Upon arriving in France, Ho spent two weeks at the beach resort of Biarritz, in the southwest, while some in his delegation went ahead to Paris. Sainteny was sent to keep him company. Ho fumed at d’Argenlieu’s antics and threatened to return to Hanoi at once, but the Frenchman convinced him to give the upcoming talks a chance—and to try to enjoy himself while he waited. The two men attended a bullfight and a pelota tournament across the border in Spain, went fishing, and visited the Catholic sanctuary at Lourdes. Ho asked people what it was like to live under German occupation and attended a commemoration of de Gaulle’s June 18, 1940, call to resistance, held at the memorial to the dead of the Biarritz resistance. After one festive meal at a restaurant in the small fishing village of Biriatou, Ho signed the guest book with the words, “Seas and oceans do not separate brothers who love each other.”
28

HO CHI MINH AND JEAN SAINTENY WITH OTHER MEMBERS OF THE VIETNAMESE DELEGATION IN BIARRITZ, FRANCE, IN JUNE 1946
(photo credit 5.2)

Whenever he ventured out among people, whether in Biarritz or in Paris, Ho enjoyed a warm reception. He charmed most everyone, not least the press corps. Reporter after reporter found him engaging, witty, and winningly self-deprecating. To women journalists, he presented flowers. “As soon as one approaches this frail man,” commented one scribe, “one shares the admiration of all men around him, over whom he towers with his serenity acquired from wide experience.” Other observers compared him to Confucius, to Saint John the Baptist, to the Buddha. Everywhere people commented on his savoir faire, his open love of children, his asceticism—he refused to drink—and his attire: the simple, high-buttoned linen suit that he wore on all occasions, formal and informal. Ho won praise as well from the France-Vietnam Association, which included among its members Emmanuel Mounier, Pablo Picasso, Paul Rivet, and François Mauriac.
29

No one was more smitten than Jacques Dumaine, director of protocol at the Ministry of Foreign Affairs.
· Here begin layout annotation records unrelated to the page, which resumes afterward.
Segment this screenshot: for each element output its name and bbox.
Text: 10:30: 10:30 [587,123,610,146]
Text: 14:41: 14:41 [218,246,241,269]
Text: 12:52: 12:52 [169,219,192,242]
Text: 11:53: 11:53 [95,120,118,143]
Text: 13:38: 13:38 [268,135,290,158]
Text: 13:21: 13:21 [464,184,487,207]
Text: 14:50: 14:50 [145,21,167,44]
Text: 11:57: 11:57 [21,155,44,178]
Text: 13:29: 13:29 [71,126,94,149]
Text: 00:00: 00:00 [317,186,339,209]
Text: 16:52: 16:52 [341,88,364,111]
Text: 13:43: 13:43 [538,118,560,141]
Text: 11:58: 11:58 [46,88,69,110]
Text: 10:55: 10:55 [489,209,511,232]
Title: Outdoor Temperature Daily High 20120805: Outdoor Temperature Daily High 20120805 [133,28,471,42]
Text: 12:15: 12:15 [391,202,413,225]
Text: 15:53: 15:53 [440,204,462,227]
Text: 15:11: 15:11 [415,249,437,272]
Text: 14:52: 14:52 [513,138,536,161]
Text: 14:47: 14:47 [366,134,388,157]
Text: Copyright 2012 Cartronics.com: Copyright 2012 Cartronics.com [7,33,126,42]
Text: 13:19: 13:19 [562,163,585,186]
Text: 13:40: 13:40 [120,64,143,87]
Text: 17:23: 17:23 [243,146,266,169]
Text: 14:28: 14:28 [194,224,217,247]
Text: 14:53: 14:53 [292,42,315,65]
When Ho was invited to sit at the official podium during a ceremony on July 14, Bastille Day, Georges Bidault, the newly invested president of the Provisional Government, instructed Dumaine to place Ho’s chair a little bit behind his own. Dumaine did as told, but grudgingly. “Ho is playing the role of Mahatma,” he noted admiringly, “and his simplicity is quite genuine.” Dumaine subsequently invited Ho to lunch and wrote of the encounter: “We had an intimate lunch with Ho Chi Minh. One has to admire the mastery of this self-taught man, his language skills, his ability to make his views accessible, to make his intentions seem moderate, and his politeness. His entourage is nervous, fanatical, and reckless, while he plays the wise and insightful one.”